"I'll shame ye all, then, for a set of cowardly lubbers!" cries the mate; and what with the anger and the drink he was as good as his word, and up the ratlines in a twinkle.
In a flash we were after him,—he was our officer, you see, and we felt ashamed,—me at the head, and the lads following after.
I got to the futtock shrouds, and there I stopped, for I saw him myself,—a palish boy, with a jerk of thin hair on his forehead; I'd have known him anywhere in this world or t'other. I saw him just as distinct as I see you, Tom Brown, sitting on that yard quite steady with the royal flapping like to flap him off.
I reckon I've had as much experience fore and aft, in the course of fifteen years aboard, as any man that ever tied a reef-point in a nor'easter; but I never saw a sight like that, not before nor since.

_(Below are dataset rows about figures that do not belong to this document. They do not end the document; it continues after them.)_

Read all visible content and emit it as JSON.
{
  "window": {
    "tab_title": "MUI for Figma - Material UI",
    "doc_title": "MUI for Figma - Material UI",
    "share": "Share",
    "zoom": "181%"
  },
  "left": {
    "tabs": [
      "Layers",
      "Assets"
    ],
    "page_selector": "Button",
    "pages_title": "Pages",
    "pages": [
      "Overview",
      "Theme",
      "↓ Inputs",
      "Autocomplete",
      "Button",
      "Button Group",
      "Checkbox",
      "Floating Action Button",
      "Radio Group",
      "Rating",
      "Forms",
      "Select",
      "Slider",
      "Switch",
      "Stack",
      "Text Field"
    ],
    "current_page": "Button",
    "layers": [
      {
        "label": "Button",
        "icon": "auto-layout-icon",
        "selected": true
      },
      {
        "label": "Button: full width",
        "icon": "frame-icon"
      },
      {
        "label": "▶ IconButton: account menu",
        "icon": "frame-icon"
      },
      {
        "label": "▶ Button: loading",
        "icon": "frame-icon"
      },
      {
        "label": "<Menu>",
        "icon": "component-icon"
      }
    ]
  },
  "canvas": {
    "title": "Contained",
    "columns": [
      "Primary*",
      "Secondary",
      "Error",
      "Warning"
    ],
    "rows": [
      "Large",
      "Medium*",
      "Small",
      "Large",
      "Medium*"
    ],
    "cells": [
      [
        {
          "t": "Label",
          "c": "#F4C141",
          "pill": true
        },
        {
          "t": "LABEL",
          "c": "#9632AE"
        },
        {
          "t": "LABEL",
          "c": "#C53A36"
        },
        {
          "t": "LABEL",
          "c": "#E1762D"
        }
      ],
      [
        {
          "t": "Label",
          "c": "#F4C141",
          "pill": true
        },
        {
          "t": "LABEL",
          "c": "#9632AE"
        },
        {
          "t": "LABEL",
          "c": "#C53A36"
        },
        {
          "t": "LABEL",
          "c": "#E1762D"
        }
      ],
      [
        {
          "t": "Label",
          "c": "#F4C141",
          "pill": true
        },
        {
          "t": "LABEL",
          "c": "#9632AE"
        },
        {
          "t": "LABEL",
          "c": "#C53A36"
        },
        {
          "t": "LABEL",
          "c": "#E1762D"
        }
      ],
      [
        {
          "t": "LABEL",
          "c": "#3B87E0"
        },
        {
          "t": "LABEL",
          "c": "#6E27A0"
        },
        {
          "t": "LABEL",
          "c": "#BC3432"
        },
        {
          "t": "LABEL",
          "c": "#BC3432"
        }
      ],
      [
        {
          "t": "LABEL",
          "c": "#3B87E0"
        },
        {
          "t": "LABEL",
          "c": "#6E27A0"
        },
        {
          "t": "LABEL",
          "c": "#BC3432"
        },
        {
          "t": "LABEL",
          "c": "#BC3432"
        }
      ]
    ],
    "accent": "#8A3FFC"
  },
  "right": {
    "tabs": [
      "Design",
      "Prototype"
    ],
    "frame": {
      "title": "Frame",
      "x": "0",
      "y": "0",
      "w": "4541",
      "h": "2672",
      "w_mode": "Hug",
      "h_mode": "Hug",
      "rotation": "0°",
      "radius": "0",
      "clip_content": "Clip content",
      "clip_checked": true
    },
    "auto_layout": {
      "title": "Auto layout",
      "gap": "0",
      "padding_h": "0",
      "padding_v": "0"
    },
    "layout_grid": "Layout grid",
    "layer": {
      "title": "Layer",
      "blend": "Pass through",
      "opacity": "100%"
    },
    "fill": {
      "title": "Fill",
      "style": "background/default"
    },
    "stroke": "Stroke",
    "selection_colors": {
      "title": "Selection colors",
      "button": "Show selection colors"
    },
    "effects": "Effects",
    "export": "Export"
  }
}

I won't say that I didn't wish myself well on deck; but I will say that
I stuck to the shrouds, and looked on steady.
Whitmarsh, swearing that that royal should be furled, went on and went up.
It was after that I heard the voice. It came straight from the figure of the boy upon the upper yard.
But this time it says, "Come up! Come up!" And then, a little louder, "Come up! Come up! Come up!" So he goes up, and next I knew there was a cry,—and next a splash,—and then I saw the royal flapping from the empty yard, and the mate was gone, and the boy.
Job Whitmarsh was never seen again, alow or aloft, that night or ever after.
I was telling the tale to our parson this summer,—he's a fair-minded chap, the parson, in spite of a little natural leaning to strawberries, which I always take in very good part,—and he turned it about in his mind some time.